The run was so brilliant and so plucky, and the last burst so splendid, that even the defeated side could hardly forbear to cheer him. As for the conquerors, their enthusiasm knew no bounds; they shook Walter by the hand, patted him on the back, clapped him, and at last lifted him on their shoulders for general inspection. As yet he was known to very few, and “Who’s that nice-looking little fellow who got the school a base?” was a question which was heard on every side.

“That’s Evson; Evson; Evson, a new fellow,” answered Kenrick, Henderson, and all who knew him, as fast as they could, in reply to the general queries. They were proud to know him just then, and this little triumph occurred in the nick of time to raise poor Walter in his own estimation.

“Thanks, Kenrick, thanks,” he said, warmly grasping his friend’s hand, as they left the field. “They ought to have cheered you, not me, for if it hadn’t been for you I should not have got that base.”

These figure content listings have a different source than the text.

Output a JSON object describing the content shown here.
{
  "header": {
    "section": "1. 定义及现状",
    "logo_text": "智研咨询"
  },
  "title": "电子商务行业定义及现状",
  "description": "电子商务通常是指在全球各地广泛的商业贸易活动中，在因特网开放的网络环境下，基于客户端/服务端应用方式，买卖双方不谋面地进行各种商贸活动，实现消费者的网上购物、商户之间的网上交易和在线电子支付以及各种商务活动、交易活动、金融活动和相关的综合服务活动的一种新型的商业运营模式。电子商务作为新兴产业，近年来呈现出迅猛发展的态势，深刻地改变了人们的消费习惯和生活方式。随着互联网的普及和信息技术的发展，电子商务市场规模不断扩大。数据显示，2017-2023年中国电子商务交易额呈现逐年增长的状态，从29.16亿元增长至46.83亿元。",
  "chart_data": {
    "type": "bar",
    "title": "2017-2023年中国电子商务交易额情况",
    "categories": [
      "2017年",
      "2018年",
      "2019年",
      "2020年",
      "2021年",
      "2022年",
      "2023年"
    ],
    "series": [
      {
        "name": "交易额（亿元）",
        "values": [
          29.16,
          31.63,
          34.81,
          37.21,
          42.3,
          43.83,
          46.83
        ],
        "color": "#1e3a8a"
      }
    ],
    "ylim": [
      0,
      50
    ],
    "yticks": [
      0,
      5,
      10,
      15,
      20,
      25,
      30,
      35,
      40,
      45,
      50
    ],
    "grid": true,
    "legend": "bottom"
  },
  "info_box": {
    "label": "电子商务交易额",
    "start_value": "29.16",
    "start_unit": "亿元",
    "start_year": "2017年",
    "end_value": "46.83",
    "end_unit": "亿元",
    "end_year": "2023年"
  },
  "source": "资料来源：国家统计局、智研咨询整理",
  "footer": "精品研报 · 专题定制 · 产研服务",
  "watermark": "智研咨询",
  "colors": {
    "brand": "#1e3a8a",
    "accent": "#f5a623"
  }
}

“Pooh!” was the answer; “I couldn’t have got it myself under any circumstances; and even if I could, it is at least as much pleasure to me that you should have done it.”

Of all earthly spectacles few are more beautiful, and in some respects more touching, than a friendship between two boys, unalloyed by any taint of selfishness, indiscriminating in its genuine enthusiasm, delicate in its natural reserve. It is not always because the hearts of men are wiser, purer, or better than the hearts of boys, that “summae puerorum amicitia: saepe cum toga deponuntur.”